If you want to run the individual files, you have to start with get_docker_image_sizes.py
and extract_data_from_logs.py
. These are data wrangling scripts.
Then you can run add_metadata_to_data.py
and generate_subsets.py
.
If you want to compare the generated subsets, you can run compare_subsets.py
.
Finally, you can run make_new_huggingface_dataset.py
to create the new dataset.
Note that the code is fairly hacky and has not been optimized for usability.
I found installing SWEBench on my Mac to be a pain. For some reason, the installation keeps hanging constantly and I needed to manually restart it a lot of the time. It also takes 130GB (or 260GB if you install environments for both arm64 and x86_64) of storage.

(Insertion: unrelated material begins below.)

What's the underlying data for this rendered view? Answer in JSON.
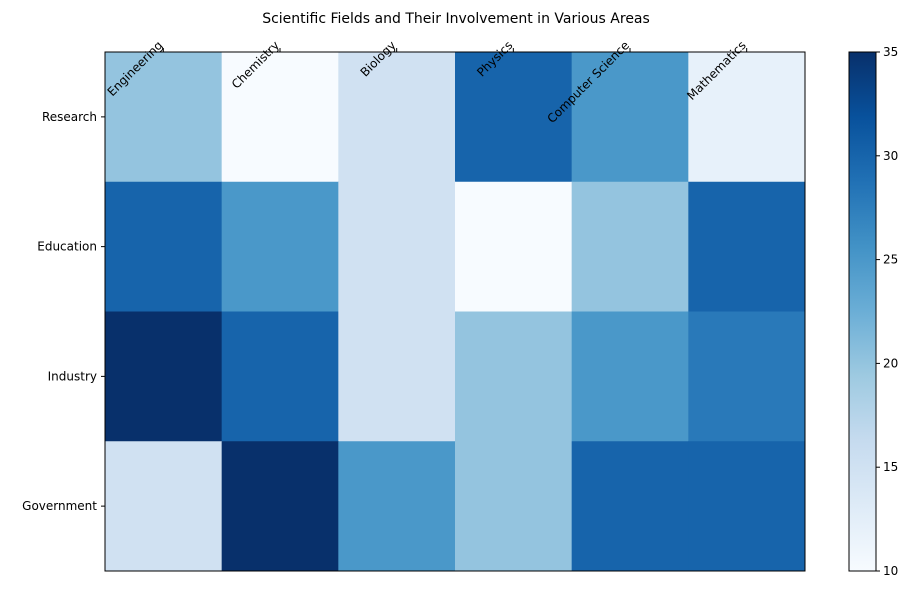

If you want to install the full SWEBench, you should go into your Docker Desktop settings to Resources and increase memory limit, swap and virtual disk limit. In the General tab, you might also want to go to Virtual Machine Options, select Apple Virtualization Framework and tick "Use Rosetta for x86_64/amd64 emulation on Apple Silicon".
Finally, I went into the file /Users/<user>/miniconda3/envs/<env>/lib/python3.12/site-packages/swebench/harness/test_spec.py
and hardcoded the selection because I think the code decided to install both arm64 and x86_64 environments.
# remove platform selection as quick fix
# if platform.machine() in {"aarch64", "arm64"}:
# # use arm64 unless explicitly specified
# arch = "arm64" if instance_id not in USE_X86 else "x86_64"
# else:
# arch = "x86_64"
# and replace with always selecting x86_64 or arm64
arch = "x86_64" # Always use x86_64 regardless of platform; I chose x86_64 because that's recommended in the official repo despite having an M2 chip.
# arch = "arm64" # Always use arm64 regardless of platform
I have not investigated this in a lot of detail, so it's possible that I'm making things more complicated than they need to be.